The Virginia-based organization this week submitted a complaint to the SBA questioning the the taxpayer-funded loans to the gallery, and noting the discrepancy in the size of its loan when compared to other local galleries.
“You can’t make this up,” Anderson said, adding that funds from the federal loans could have been used to promote Biden’s work — a possible ethical breach. “This is a unique situation in which the president’s son is directly benefiting from federal loans made to a third party,” he said.
Another government ethics expert questioned the gallerist’s loan.
“If he [Georges Berges] got any special treatment on the loans from the president, that could be problematic,” said Richard Painter, a law professor at the University of Minnesota and former chief White House counsel to President George W. Bush, from 2005 to 2007.

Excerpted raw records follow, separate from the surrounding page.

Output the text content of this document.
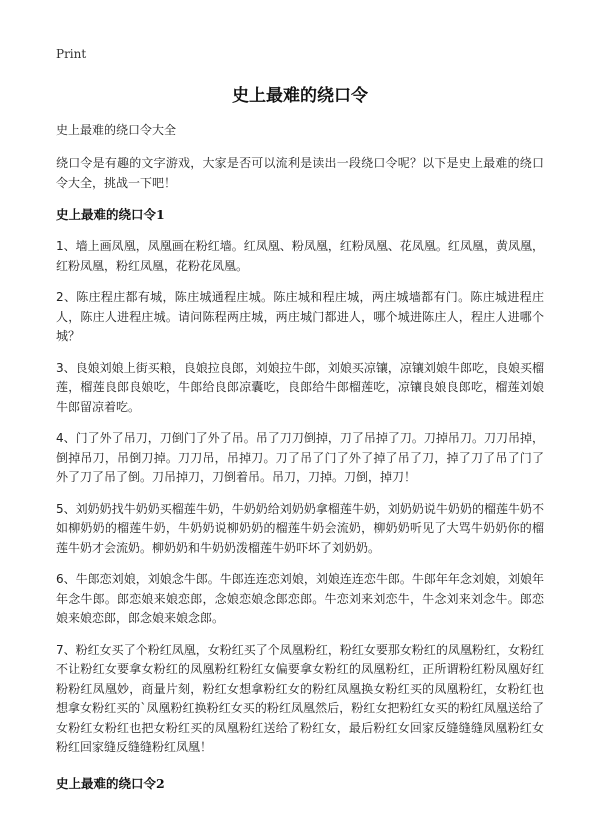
Print
史上最难的绕口令

史上最难的绕口令大全

绕口令是有趣的文字游戏，大家是否可以流利是读出一段绕口令呢？以下是史上最难的绕口令大全，挑战一下吧！

史上最难的绕口令1

1、墙上画凤凰，凤凰画在粉红墙。红凤凰、粉凤凰，红粉凤凰、花凤凰。红凤凰，黄凤凰，红粉凤凰，粉红凤凰，花粉花凤凰。

2、陈庄程庄都有城，陈庄城通程庄城。陈庄城和程庄城，两庄城墙都有门。陈庄城进程庄人，陈庄人进程庄城。请问陈程两庄城，两庄城门都进人，哪个城进陈庄人，程庄人进哪个城？

3、良娘刘娘上街买粮，良娘拉良郎，刘娘拉牛郎，刘娘买凉镶，凉镶刘娘牛郎吃，良娘买榴莲，榴莲良郎良娘吃，牛郎给良郎凉囊吃，良郎给牛郎榴莲吃，凉镶良娘良郎吃，榴莲刘娘牛郎留凉着吃。

4、门了外了吊刀，刀倒门了外了吊。吊了刀刀倒掉，刀了吊掉了刀。刀掉吊刀。刀刀吊掉，倒掉吊刀，吊倒刀掉。刀刀吊，吊掉刀。刀了吊了门了外了掉了吊了刀，掉了刀了吊了门了外了刀了吊了倒。刀吊掉刀，刀倒着吊。吊刀，刀掉。刀倒，掉刀！

5、刘奶奶找牛奶奶买榴莲牛奶，牛奶奶给刘奶奶拿榴莲牛奶，刘奶奶说牛奶奶的榴莲牛奶不如柳奶奶的榴莲牛奶，牛奶奶说柳奶奶的榴莲牛奶会流奶，柳奶奶听见了大骂牛奶奶你的榴莲牛奶才会流奶。柳奶奶和牛奶奶泼榴莲牛奶吓坏了刘奶奶。

6、牛郎恋刘娘，刘娘念牛郎。牛郎连连恋刘娘，刘娘连连恋牛郎。牛郎年年念刘娘，刘娘年年念牛郎。郎恋娘来娘恋郎，念娘恋娘念郎恋郎。牛恋刘来刘恋牛，牛念刘来刘念牛。郎恋娘来娘恋郎，郎念娘来娘念郎。

7、粉红女买了个粉红凤凰，女粉红买了个凤凰粉红，粉红女要那女粉红的凤凰粉红，女粉红不让粉红女要拿女粉红的凤凰粉红粉红女偏要拿女粉红的凤凰粉红，正所谓粉红粉凤凰好红粉粉红凤凰妙，商量片刻，粉红女想拿粉红女的粉红凤凰换女粉红买的凤凰粉红，女粉红也想拿女粉红买的`凤凰粉红换粉红女买的粉红凤凰然后，粉红女把粉红女买的粉红凤凰送给了女粉红女粉红也把女粉红买的凤凰粉红送给了粉红女，最后粉红女回家反缝缝缝凤凰粉红女粉红回家缝反缝缝粉红凤凰！

史上最难的绕口令2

Berges, 45, told The Post that he met Biden through collectors in Los Angeles two and a half years ago, and has helped the largely self-taught and once drug-addled entrepreneur turn his abstract expressionist painting from a hobby to a full-time job.
Last week Berges held a private viewing for 200 celebrities and collectors at the Milk Studios in Los Angeles. Guests, including Los Angeles Mayor and Biden nominee for ambassador to India Eric Garcetti and former boxer Sugar Ray Leonard, nibbled hors d’oeuvres as they viewed Biden’s canvases and prints, which are priced between $75,000 and $500,000.
An exhibit of the work that was scheduled to open at the SoHo gallery this month has been postponed to the spring, a source told The Post Thursday.
Even before the LA show, Biden sold five prints, valued at $75,000 each, The Post revealed this week. Berges denied this Saturday, and would not specify when the exhibit of Biden’s work would open at his SoHo gallery, citing security concerns.
In an effort to prevent influence-peddling, the White House promised that the buyers of Biden’s art work would remain anonymous and that the gallery owner, Berges, would not disclose their identities to the president. But critics have already pointed out that the artist’s participation in publicity events to promote his work makes this arrangement difficult to enforce. “I’ve said from the beginning it wasn’t going to work to make it anonymous,” said Painter. “Word is going to get out.”
Congresswoman Claudia Tenney, an upstate Republican who is a member of the House’s Small Business Committee, noted that “Hunter Biden’s recent diversion into the art world is the perfect example of Washington DC grifters profiting from public service.
“Revelations that Hunter Biden’s art broker was granted a massive SBA loan further erodes public trust in the President, just when you thought it could not go any lower,” she told The Post.
A spokesman for the SBA would not discuss individual loans, but said that under the Biden administration, small businesses could apply or “revise” their loan for exponentially higher amounts. “Businesses may apply for an additional increase even if they have already applied for and received previous loans,” said Matthew Coleman, the New York spokesman for the SBA.
The long-term SBA loans, which carry favorable interest rates of 3.75 percent, can be secured by personal property, but public land records show the gallery used none of its property as collateral.
The SBA approved more than $270 billion COVID disaster relief loans to small businesses in fiscal 2021, which ended last month.
In addition to Biden, the West Broadway gallery, which has an outlet in Berlin, represents 18 other artists.
Biden, 51, began painting a few years ago, partly to deal with addictions to alcohol and drugs, struggles he documented in “Beautiful Things,” a memoir released in April.